We all know that auto manufacturers have mastered the art of designing, validating, and building vehicles with internal combustion engines over the last century. However, as vehicles evolve with new technologies, the processes and tools used to develop them must also evolve. Companies like Siemens and Cummins are forging ahead in the electrification space by simulating and validating performances to optimize product design, improve quality and get the products customers want to market faster.

"It's a no-brainer when it comes to reducing carbon emissions the world over and one of the best ways forward is through reducing emissions produced by heavy duty commercial vehicles. A major reason for the commercial transportation industry's growing interest and investment in electrification is simple—it can benefit fleets, offer advantageous fuel prices, and lower total cost of ownership. In short, battery-electric vehicles check all the sustainability boxes," says Zubin. Without an internal combustion engine, the cost of downtime and maintenance drops drastically and because battery-electric engines don't produce emissions, they help to comply with growingly stringent emissions rules across countries.

While electric vehicles have primarily been limited to the light-duty arena, the electrification of the heavy-duty sector is off and running as companies are planning to introduce battery-electric or fuel-cell and battery models over the next couple of years.

Phasing them in

Electrification of light commercial vehicles will occur across all included body types, but at different degrees and timelines. While pickups and vans lead the charge, buses, particularly school buses, also show impressive growth of electrification as the body types clearly favored by new entrants to the market. "Siemens is looking to proactively address the industry's need for clean and efficient technology-underscored by its driveline, air management, steering and braking technologies—for today's conventional vehicles and the transitional technology leading to an electrified future, especially in relation to medium-duty commercial vehicle trucks, buses and heavy-duty pickup trucks," says Zubin. Until recently, electric vehicles were expensive to develop and buy, leaving OEMs (Original Equipment Manufacturer) and customers uncertain of their future potential. But startups have disrupted the automotive industry by innovating new technologies at lightning speed, reducing battery prices, and opening the possibility of commercializing electric vehicles with mass-market appeal. Additionally, OEMs face a steep rise in engineering complexity due to an influx of environmental regulations and growing consumer demand for vehicle connectivity.

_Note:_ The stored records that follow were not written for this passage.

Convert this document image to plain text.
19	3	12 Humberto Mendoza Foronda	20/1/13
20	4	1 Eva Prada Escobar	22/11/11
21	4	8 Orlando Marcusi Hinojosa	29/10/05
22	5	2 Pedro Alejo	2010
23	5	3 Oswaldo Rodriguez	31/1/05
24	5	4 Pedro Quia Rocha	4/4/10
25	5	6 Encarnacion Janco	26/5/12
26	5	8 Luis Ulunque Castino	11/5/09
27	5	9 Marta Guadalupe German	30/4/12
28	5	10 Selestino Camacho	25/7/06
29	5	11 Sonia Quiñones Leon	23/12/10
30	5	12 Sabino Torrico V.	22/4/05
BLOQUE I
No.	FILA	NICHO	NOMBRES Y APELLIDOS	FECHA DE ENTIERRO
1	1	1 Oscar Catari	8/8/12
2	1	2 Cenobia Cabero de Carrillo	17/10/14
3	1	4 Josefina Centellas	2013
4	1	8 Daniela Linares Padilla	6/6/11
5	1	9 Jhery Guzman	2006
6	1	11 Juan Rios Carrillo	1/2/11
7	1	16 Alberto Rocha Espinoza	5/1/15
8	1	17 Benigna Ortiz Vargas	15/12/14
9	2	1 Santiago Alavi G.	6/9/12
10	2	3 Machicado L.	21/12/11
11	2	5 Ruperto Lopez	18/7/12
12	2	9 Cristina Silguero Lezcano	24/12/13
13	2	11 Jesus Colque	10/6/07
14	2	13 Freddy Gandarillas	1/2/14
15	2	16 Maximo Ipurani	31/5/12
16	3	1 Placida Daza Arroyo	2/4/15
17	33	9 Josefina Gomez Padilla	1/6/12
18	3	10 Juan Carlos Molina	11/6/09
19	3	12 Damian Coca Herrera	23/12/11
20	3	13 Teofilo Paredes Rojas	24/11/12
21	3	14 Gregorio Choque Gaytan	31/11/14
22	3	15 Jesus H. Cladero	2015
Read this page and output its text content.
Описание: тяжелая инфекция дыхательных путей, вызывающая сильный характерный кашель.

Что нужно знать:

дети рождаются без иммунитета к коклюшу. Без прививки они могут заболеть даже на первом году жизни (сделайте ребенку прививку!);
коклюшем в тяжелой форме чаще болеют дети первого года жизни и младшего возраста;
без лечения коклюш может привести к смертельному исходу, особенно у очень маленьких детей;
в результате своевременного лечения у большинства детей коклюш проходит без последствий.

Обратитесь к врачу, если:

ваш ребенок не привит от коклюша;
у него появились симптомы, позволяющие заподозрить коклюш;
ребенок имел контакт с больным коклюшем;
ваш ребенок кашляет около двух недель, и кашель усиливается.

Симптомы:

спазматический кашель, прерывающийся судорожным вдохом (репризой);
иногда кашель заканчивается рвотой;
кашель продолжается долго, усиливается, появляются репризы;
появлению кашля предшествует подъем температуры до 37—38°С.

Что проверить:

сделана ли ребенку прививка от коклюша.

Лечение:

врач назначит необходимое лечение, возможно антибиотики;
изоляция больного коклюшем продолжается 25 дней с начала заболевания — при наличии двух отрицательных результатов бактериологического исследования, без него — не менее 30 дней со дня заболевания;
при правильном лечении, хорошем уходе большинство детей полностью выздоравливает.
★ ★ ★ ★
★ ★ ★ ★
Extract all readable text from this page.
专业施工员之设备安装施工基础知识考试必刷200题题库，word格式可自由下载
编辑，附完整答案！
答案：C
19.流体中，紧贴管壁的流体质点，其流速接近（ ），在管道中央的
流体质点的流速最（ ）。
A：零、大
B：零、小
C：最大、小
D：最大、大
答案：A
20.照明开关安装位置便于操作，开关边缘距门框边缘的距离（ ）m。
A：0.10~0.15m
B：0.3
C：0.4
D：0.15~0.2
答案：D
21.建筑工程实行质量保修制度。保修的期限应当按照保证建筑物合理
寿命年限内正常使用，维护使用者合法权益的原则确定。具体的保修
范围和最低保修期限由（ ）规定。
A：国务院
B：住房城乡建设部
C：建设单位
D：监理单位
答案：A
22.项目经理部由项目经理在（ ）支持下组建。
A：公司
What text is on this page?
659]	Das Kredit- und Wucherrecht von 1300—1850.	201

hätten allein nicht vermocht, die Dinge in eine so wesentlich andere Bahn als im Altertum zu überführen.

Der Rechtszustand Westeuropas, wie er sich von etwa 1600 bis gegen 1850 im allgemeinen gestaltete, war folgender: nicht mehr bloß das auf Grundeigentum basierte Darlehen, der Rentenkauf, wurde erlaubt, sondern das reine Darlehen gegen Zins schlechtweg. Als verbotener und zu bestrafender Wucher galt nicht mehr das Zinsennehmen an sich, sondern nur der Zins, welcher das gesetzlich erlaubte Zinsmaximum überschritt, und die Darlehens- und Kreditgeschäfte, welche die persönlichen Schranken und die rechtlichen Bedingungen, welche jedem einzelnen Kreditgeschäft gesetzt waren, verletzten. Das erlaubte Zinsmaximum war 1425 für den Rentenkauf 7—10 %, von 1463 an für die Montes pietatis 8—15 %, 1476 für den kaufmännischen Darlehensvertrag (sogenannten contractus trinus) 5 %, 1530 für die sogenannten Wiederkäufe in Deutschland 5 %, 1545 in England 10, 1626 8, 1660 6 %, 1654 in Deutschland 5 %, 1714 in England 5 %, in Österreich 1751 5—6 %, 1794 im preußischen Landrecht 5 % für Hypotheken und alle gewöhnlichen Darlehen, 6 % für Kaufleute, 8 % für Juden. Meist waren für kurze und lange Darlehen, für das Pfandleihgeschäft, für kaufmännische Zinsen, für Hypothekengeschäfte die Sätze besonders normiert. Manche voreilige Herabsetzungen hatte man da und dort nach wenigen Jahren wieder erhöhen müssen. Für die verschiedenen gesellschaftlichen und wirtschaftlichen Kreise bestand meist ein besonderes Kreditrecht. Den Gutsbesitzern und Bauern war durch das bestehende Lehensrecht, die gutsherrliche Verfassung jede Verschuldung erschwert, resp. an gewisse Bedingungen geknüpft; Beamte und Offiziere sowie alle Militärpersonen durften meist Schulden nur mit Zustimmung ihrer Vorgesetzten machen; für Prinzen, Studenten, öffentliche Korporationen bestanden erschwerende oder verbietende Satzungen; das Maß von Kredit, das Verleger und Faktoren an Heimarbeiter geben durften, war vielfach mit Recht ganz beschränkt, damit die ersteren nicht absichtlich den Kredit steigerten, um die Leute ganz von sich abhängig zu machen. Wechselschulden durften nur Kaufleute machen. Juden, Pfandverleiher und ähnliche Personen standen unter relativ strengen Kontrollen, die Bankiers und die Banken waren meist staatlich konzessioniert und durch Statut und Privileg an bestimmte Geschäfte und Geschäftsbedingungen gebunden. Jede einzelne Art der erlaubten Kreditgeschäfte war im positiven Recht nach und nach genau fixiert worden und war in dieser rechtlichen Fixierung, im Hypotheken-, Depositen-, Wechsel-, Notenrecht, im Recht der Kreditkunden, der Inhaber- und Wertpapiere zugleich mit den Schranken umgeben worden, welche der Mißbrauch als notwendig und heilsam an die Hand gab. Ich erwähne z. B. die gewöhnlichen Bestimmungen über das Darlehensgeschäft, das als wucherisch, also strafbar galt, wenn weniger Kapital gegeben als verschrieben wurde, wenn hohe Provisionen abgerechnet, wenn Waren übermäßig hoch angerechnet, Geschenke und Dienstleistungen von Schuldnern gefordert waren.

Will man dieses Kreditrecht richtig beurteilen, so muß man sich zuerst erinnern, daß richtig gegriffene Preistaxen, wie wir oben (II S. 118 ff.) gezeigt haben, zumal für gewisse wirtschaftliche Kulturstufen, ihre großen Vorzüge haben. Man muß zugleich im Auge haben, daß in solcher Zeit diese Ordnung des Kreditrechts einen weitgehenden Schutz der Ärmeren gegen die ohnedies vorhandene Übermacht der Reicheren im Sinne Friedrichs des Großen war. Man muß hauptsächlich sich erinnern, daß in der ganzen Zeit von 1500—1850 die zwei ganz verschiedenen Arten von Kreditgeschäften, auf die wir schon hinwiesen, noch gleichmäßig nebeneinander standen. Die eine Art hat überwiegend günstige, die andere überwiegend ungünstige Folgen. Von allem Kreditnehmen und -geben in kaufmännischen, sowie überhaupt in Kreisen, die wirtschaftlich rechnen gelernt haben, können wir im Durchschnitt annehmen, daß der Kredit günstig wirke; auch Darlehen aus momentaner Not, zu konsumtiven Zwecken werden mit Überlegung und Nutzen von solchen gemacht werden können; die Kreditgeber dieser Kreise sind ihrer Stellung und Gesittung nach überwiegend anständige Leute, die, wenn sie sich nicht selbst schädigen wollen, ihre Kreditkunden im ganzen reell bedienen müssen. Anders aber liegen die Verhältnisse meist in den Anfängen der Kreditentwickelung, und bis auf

The best way forward is to work on two distinct scenarios, covering 'early adoption' and 'late adoption,' according to each weight class and geography. The two scenarios will also need to factor in core assumptions, such as regulatory pushes, infrastructure readiness, and the supply availability, which may result in delay or advancement of uptake. As emissions regulations and government policies the world over are manifesting at an ever-increasing pace, businesses need to envision and build vehicles that reduce operating costs, while enhancing productivity and safety. Based on market intelligence and analysis of many different scenarios which are sensitive to a defined set of assumptions, results show that commercial vehicle electrification will be driven at different rates across segments, depending on the specific characteristics of use cases. Currently, the development of electric buses for urban transportation is accelerating and both, smaller delivery vehicles and long-range trucks are following. The largest consumer of power remains the drive train, followed by climate control systems for heating and air conditioning. Subsystems that include pumps, fans and compressors are omnipresent and require highly efficient semiconductor solutions. There have already been several successes in this space, such as low-emission dump trucks being used in mining enterprises. China, Brazil, Europe, and America have also made significant progress, introducing electric buses to many of their cities.

The retrofit solution

As many older vehicles are still in use in public transport a complete replacement of the vehicle fleet is neither economical nor sustainable, so more and more concepts such as "retrofitting", the subsequent renewal of the drive train or the retrofitting of an electric drive train are coming to the fore.

"Electrification of heavy commercial vehicles will significantly pick up by 2025 and will see a stable mix of different technologies in the period 2025-2040 and subsequently a clear winning technology after 2040," said Zubin.